Sunday, November 18, 2007

Pennsylvania Bars Hormone-Free Milk Labels


Pennsylvania Bars Hormone-Free Milk Labels

* By Mark Scolforo
Associated Press, November 14, 2007
Straight to the Source

from STLtoday.com

HARRISBURG, Pa. - Pennsylvania is stopping dairies from stamping milk containers with hormone-free labels in a precedent-setting decision being closely watched by the industry.

Synthetic hormones have been used to improve milk production in cows for more than a decade. The chemical has not been detected in milk, so there is no way to test for its use, but a growing number of retailers have been selling and promoting hormone-free products in response to consumer demand.

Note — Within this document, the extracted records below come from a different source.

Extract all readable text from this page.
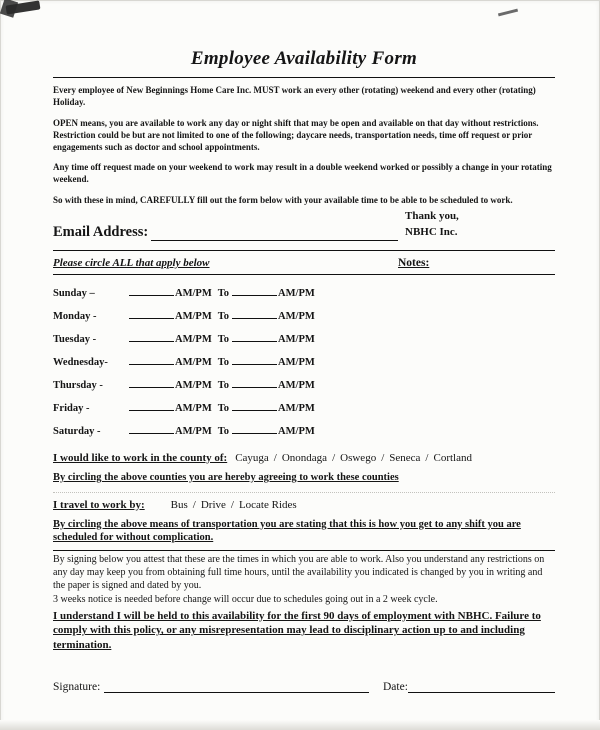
Employee Availability Form

Every employee of New Beginnings Home Care Inc. MUST work an every other (rotating) weekend and every other (rotating) Holiday.

OPEN means, you are available to work any day or night shift that may be open and available on that day without restrictions. Restriction could be but are not limited to one of the following; daycare needs, transportation needs, time off request or prior engagements such as doctor and school appointments.

Any time off request made on your weekend to work may result in a double weekend worked or possibly a change in your rotating weekend.

So with these in mind, CAREFULLY fill out the form below with your available time to be able to be scheduled to work.

Email Address:
Thank you,
NBHC Inc.
Please circle ALL that apply below	Notes:
Sunday –	AM/PM To	AM/PM
Monday -	AM/PM To	AM/PM
Tuesday -	AM/PM To	AM/PM
Wednesday-	AM/PM To	AM/PM
Thursday -	AM/PM To	AM/PM
Friday -	AM/PM To	AM/PM
Saturday -	AM/PM To	AM/PM
I would like to work in the county of: Cayuga / Onondaga / Oswego / Seneca / Cortland

By circling the above counties you are hereby agreeing to work these counties

I travel to work by: Bus / Drive / Locate Rides

By circling the above means of transportation you are stating that this is how you get to any shift you are scheduled for without complication.

By signing below you attest that these are the times in which you are able to work. Also you understand any restrictions on any day may keep you from obtaining full time hours, until the availability you indicated is changed by you in writing and the paper is signed and dated by you.

3 weeks notice is needed before change will occur due to schedules going out in a 2 week cycle.

I understand I will be held to this availability for the first 90 days of employment with NBHC. Failure to comply with this policy, or any misrepresentation may lead to disciplinary action up to and including termination.

Signature:	Date:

State Agriculture Secretary Dennis C. Wolff said advertising one brand of milk as free from artificial hormones implies that competitors' milk is not safe, and it often comes with what he said is an unjustified higher price.

"It's kind of like a nuclear arms race," Wolff said. "One dairy does it and the next tries to outdo them. It's absolutely crazy."

Agricultural regulators in New Jersey and Ohio are considering following suit, the latest battle in a long dispute over whether injecting cows with bovine growth hormone affects milk.

Effective Jan. 1, dairies selling milk in Pennsylvania, the nation's fifth-largest dairy state, will be banned from advertising on milk containers that their product comes from cows that have never been treated with rBST, or recombinant bovine somatotropin.